Explained by Steve Ludington
On the choice of deposit models
In Colorado, many Laramide felsic to intermediate intrusive rocks are emplaced into carbonate rocks, the chief requirement for copper skarn formation.
On the delineation of permissive tracts
Skarn deposits may form where intermediate to felsic intrusive rocks, which are the principal sources of the metals, are emplaced into carbonate rocks, which, in Colorado, are principally of Paleozoic age. Therefore, the permissive tract for Laramide copper skarn deposits is that broad area where Laramide intrusive rocks are coincident with Paleozoic carbonate units, as defined by the State map (Tweto, 1979). This tract generally consists of the part of the northeast-trending Colorado mineral belt that contains carbonate rocks.
Important examples of this type of deposit
There are no known deposits or prospects.
On the numerical estimates made
Perhaps due to relatively deep erosion and a small area of carbonate rock outcrop, mineralized skarns appear uncommon in Colorado, and there are no known deposits.

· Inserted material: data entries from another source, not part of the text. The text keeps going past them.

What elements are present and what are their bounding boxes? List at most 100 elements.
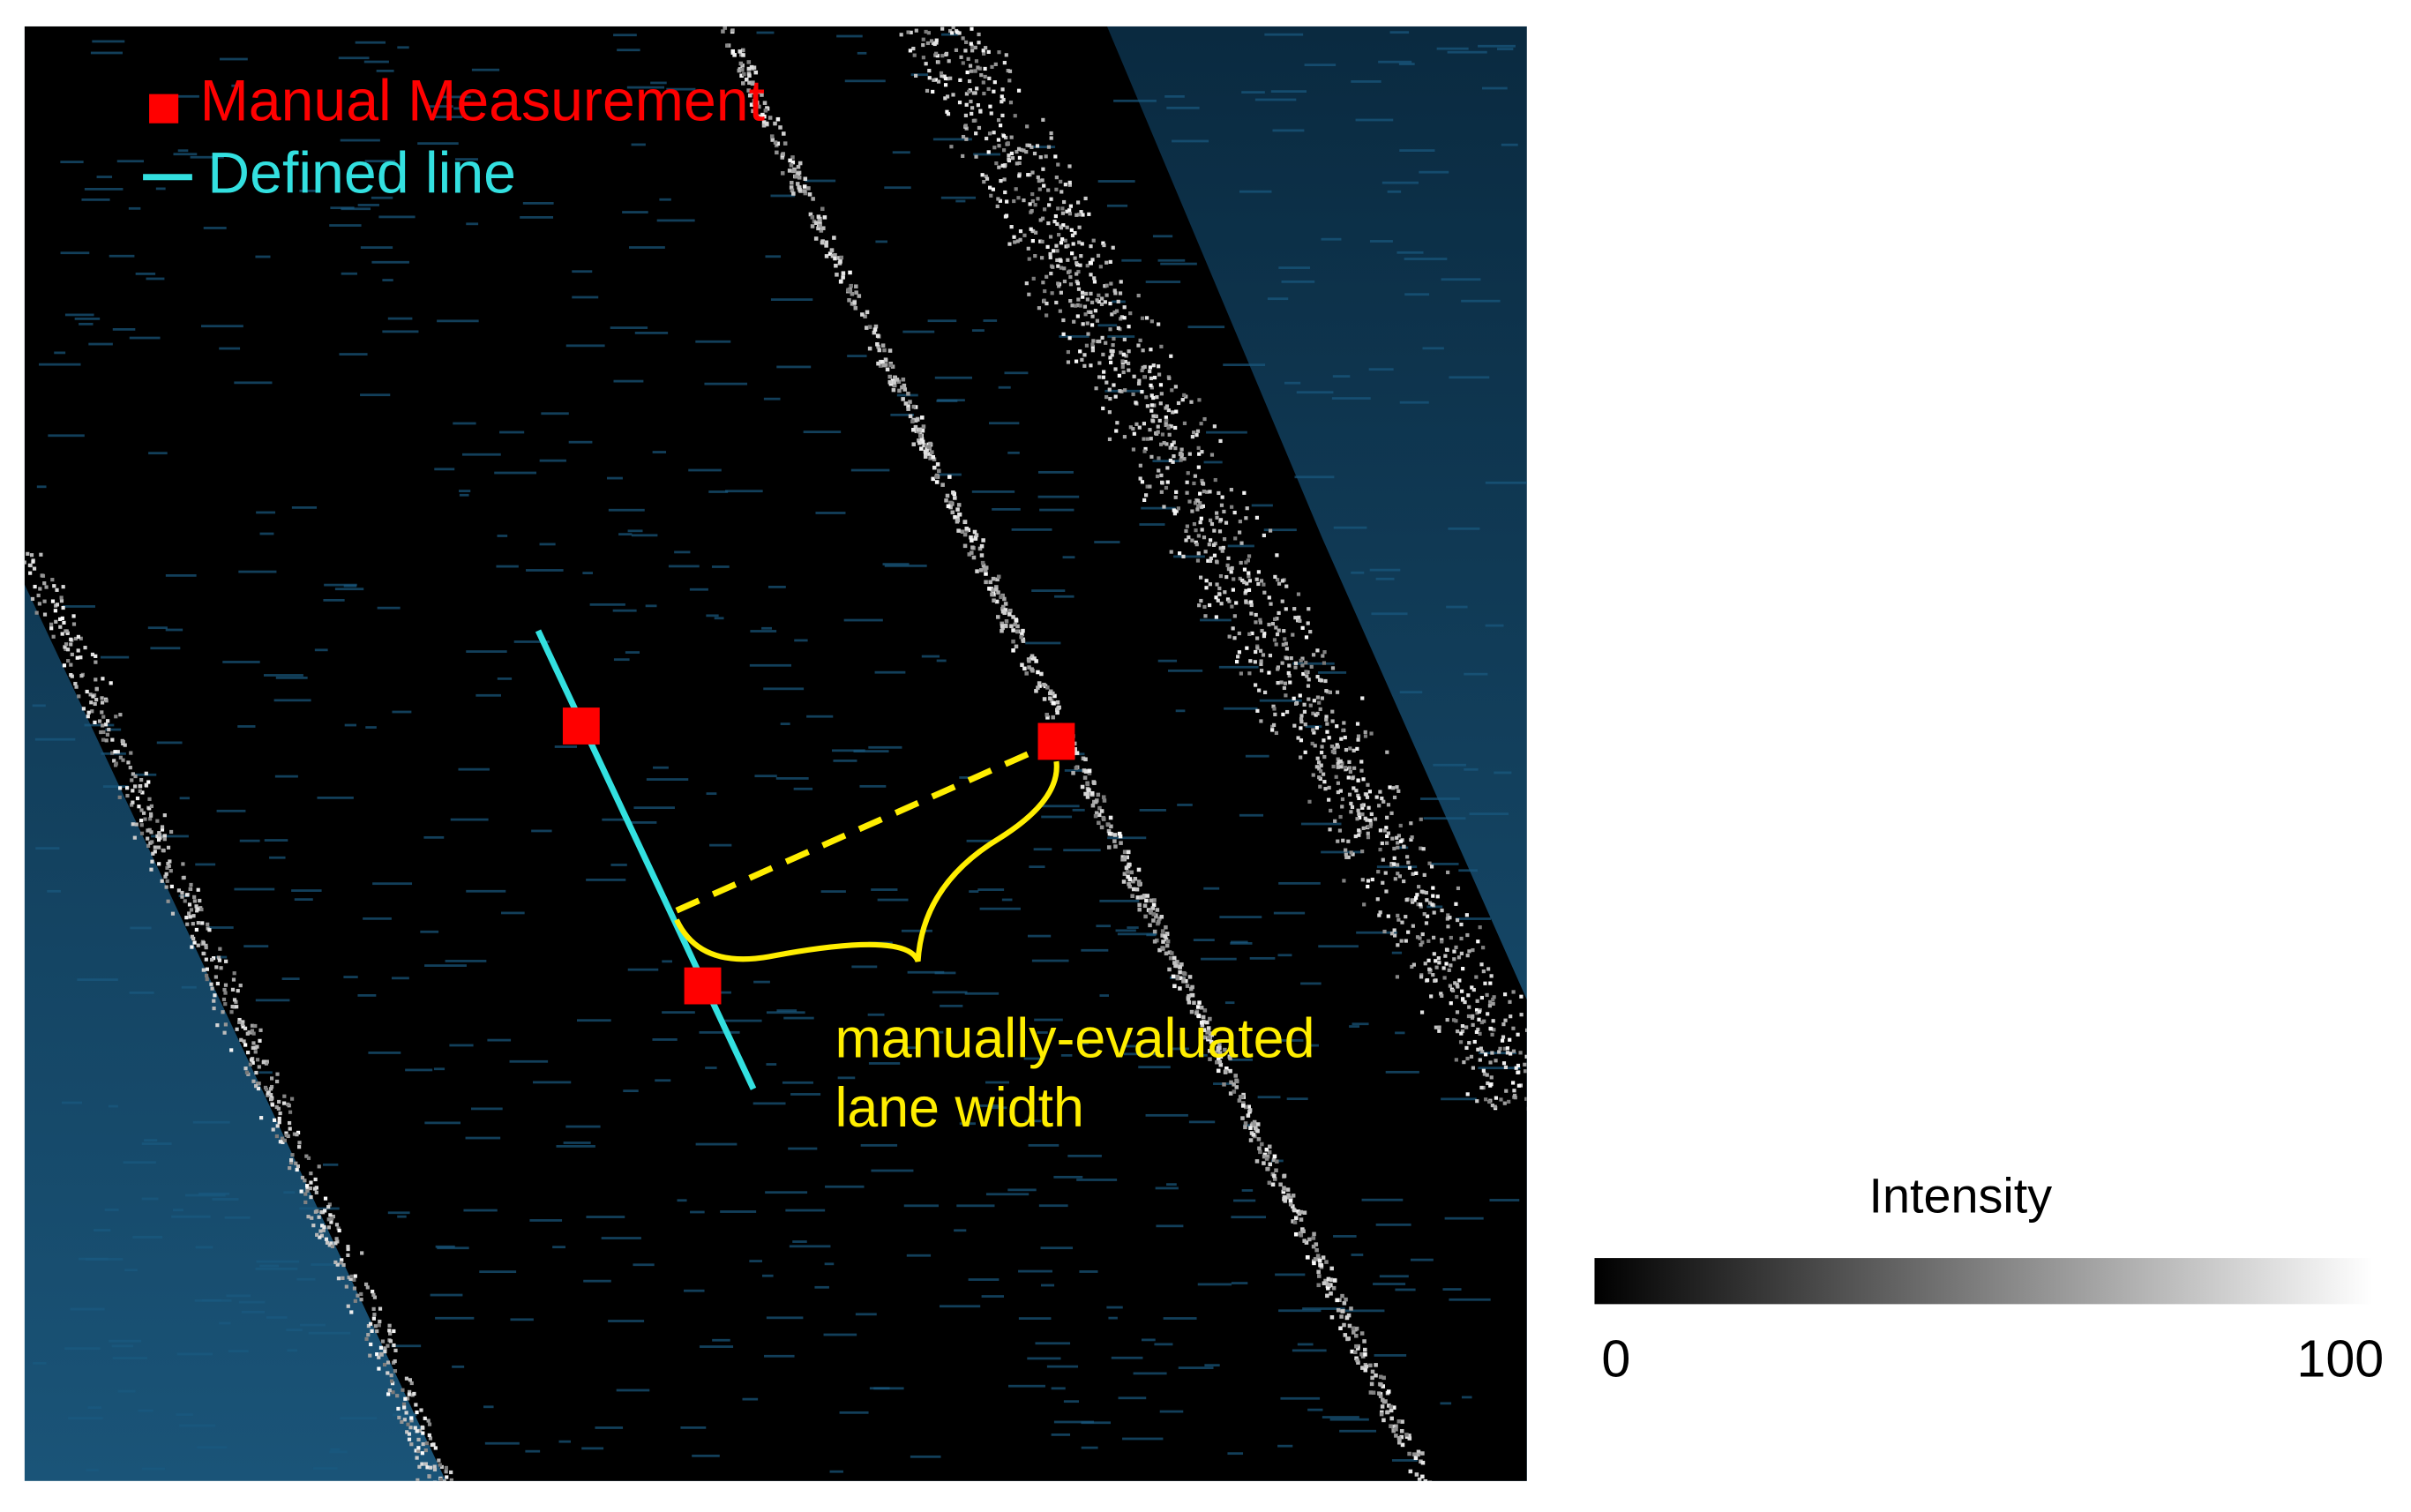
- scan-point: [1013, 240, 1017, 244]
- scan-point: [1501, 1022, 1506, 1027]
- scan-point: [1084, 291, 1089, 296]
- scan-point: [286, 1102, 290, 1107]
- scan-streak: [1263, 528, 1297, 532]
- scan-point: [101, 677, 105, 681]
- scan-point: [389, 1379, 394, 1383]
- scan-point: [341, 1262, 346, 1268]
- scan-point: [1281, 1189, 1286, 1194]
- scan-point: [1381, 1375, 1386, 1381]
- scan-streak: [449, 1044, 474, 1047]
- scan-point: [1073, 256, 1077, 260]
- scan-point: [306, 1156, 311, 1160]
- scan-point: [1489, 1027, 1494, 1031]
- scan-point: [811, 197, 815, 201]
- scan-point: [334, 1223, 340, 1227]
- scan-streak: [1124, 1044, 1137, 1048]
- scan-point: [1117, 831, 1122, 836]
- scan-point: [1197, 1000, 1202, 1005]
- scan-point: [1404, 898, 1409, 902]
- scan-point: [1051, 715, 1055, 720]
- scan-point: [936, 79, 941, 84]
- scan-streak: [47, 889, 61, 893]
- scan-point: [1446, 870, 1450, 875]
- scan-point: [1080, 290, 1085, 295]
- scan-point: [1101, 375, 1105, 379]
- scan-point: [1170, 388, 1174, 393]
- scan-streak: [323, 598, 345, 602]
- scan-point: [1454, 945, 1458, 950]
- scan-point: [140, 790, 145, 795]
- scan-point: [1474, 975, 1479, 979]
- scan-point: [1200, 1022, 1205, 1028]
- scan-point: [1097, 375, 1102, 379]
- scan-point: [1187, 999, 1192, 1005]
- scan-point: [1351, 1330, 1356, 1335]
- scan-point: [1492, 1028, 1496, 1032]
- scan-point: [1354, 1344, 1359, 1349]
- scan-point: [1366, 805, 1371, 810]
- scan-point: [1302, 1239, 1307, 1243]
- scan-point: [1019, 634, 1023, 640]
- scan-streak: [423, 835, 445, 839]
- scan-point: [38, 587, 42, 591]
- scan-point: [1471, 1014, 1475, 1018]
- scan-point: [1379, 1382, 1383, 1387]
- scan-point: [1502, 1046, 1507, 1051]
- scan-point: [322, 1224, 326, 1230]
- scan-point: [1100, 296, 1104, 301]
- scan-point: [775, 141, 781, 146]
- scan-streak: [1429, 863, 1459, 865]
- scan-point: [1490, 1103, 1494, 1108]
- scan-point: [181, 862, 185, 866]
- scan-streak: [54, 351, 66, 355]
- scan-point: [1155, 395, 1159, 400]
- scan-streak: [959, 1122, 976, 1126]
- scan-point: [400, 1419, 404, 1425]
- scan-point: [1042, 207, 1047, 212]
- scan-point: [1501, 1061, 1507, 1066]
- scan-point: [28, 571, 33, 575]
- scan-point: [1335, 1298, 1339, 1303]
- scan-point: [315, 1232, 319, 1237]
- scan-point: [1223, 1047, 1227, 1052]
- scan-point: [157, 831, 161, 835]
- scan-point: [1079, 254, 1083, 258]
- scan-streak: [475, 693, 501, 697]
- scan-point: [1062, 279, 1067, 284]
- scan-point: [1073, 231, 1077, 236]
- scan-point: [251, 1079, 256, 1083]
- scan-point: [1157, 947, 1162, 953]
- scan-point: [878, 363, 883, 368]
- scan-point: [1104, 283, 1109, 288]
- scan-point: [953, 496, 957, 500]
- scan-point: [1281, 712, 1285, 716]
- scan-point: [797, 161, 803, 166]
- scan-point: [1420, 932, 1425, 937]
- scan-streak: [531, 829, 552, 833]
- scan-streak: [979, 907, 1021, 910]
- scan-point: [1327, 785, 1331, 790]
- scan-point: [1194, 543, 1199, 547]
- scan-streak: [357, 204, 379, 206]
- scan-point: [1142, 498, 1147, 503]
- scan-point: [238, 984, 243, 988]
- scan-streak: [631, 534, 658, 537]
- scan-streak: [459, 493, 469, 497]
- scan-point: [1268, 653, 1273, 658]
- scan-point: [1380, 841, 1384, 846]
- scan-point: [334, 1237, 339, 1241]
- scan-point: [296, 1164, 301, 1169]
- scan-point: [365, 1285, 370, 1290]
- scan-streak: [1286, 1097, 1308, 1101]
- scan-point: [184, 893, 190, 897]
- scan-point: [224, 959, 228, 963]
- scan-streak: [1007, 1188, 1037, 1192]
- scan-point: [1450, 988, 1456, 993]
- scan-point: [369, 1342, 373, 1347]
- scan-point: [908, 400, 912, 404]
- scan-point: [191, 936, 196, 941]
- scan-point: [1389, 1424, 1393, 1428]
- scan-point: [1488, 981, 1493, 985]
- scan-point: [333, 1241, 338, 1246]
- scan-point: [1217, 1051, 1223, 1055]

Nevertheless, there are a few Laramide intrusions near carbonate rock outcrops, and, for the 90th, 50th, 10th, 5th, and 1st percentiles, the team estimated 0, 0, 0, 0, and 1 or more deposits consistent with the copper skarn model of Jones and Menzie (1986).
Tweto, Ogden, 1979, Geologic map of Colorado: U.S. Geological Survey Map, scale 1:500,000.
Jones, G.M., and Menzie, W.D., 1986, Grade and tonnage model of Cu skarn deposits, in Cox, D.P., and Singer, D.A., eds., Mineral deposit models: U.S. Geological Survey Bulletin 1693, p. 86-89.